Whole industry has been pushing blockchain
to be completed in such a hurry. Technology
never worked that way. Moreover, blockchain
is born out of current problems of centralized system and related vulnerability. In that sense, blockchain set the world on fire in extremely weird way. Of course, innovation of technology does not rely on its maker. But it delivers lifelong value if it is shifting the global paradigm
or daily behaviors of almost everyone.
It is easy to come up with names like Steve
Jobs for smartphone, Alan Turing for computer science, Elon Musk for Tesla’s unique projects like electric car, SpaceX, and Hyperloop.

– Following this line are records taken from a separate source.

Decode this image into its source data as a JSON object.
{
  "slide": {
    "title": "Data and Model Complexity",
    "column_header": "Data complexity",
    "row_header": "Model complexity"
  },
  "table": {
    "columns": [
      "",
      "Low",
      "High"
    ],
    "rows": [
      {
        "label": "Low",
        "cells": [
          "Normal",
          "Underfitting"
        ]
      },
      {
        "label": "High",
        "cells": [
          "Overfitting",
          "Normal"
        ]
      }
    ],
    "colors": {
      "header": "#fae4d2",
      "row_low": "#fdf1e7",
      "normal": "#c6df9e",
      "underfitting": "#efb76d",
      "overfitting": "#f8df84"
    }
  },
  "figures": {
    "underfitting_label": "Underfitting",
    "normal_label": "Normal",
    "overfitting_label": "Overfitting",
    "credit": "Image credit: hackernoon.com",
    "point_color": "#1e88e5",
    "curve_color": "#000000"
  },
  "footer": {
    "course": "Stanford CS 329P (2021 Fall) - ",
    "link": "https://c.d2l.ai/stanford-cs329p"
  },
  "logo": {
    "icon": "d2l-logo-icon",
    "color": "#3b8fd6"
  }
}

They put their products in customers’ hands.
Customers can use it every day and they know who made it with which brand it leads to.
They all come together to become the value of brand and technology, to the far extent,
society and country. Blockchain has not
reached such feat yet. It may take more than
20 years. Hopefully it is a lot less than 20 years since now we have internet already.
According to Gartner’s recent report on
blockchain said that “By 2021, 90% of current enterprise blockchain platform implementations will require replacement within 18 months
to remain competitive, secure, and avoid
obsolescence. Gartner’s report mentioned
about ‘Fragmented Blockchain Platform
Market’ as its major cause since blockchain
platforms have been confusing potential suitors due to lack of clarity on implementation of
blockchain features for actual use cases.
The point is clear. Wait until you use it on daily basis.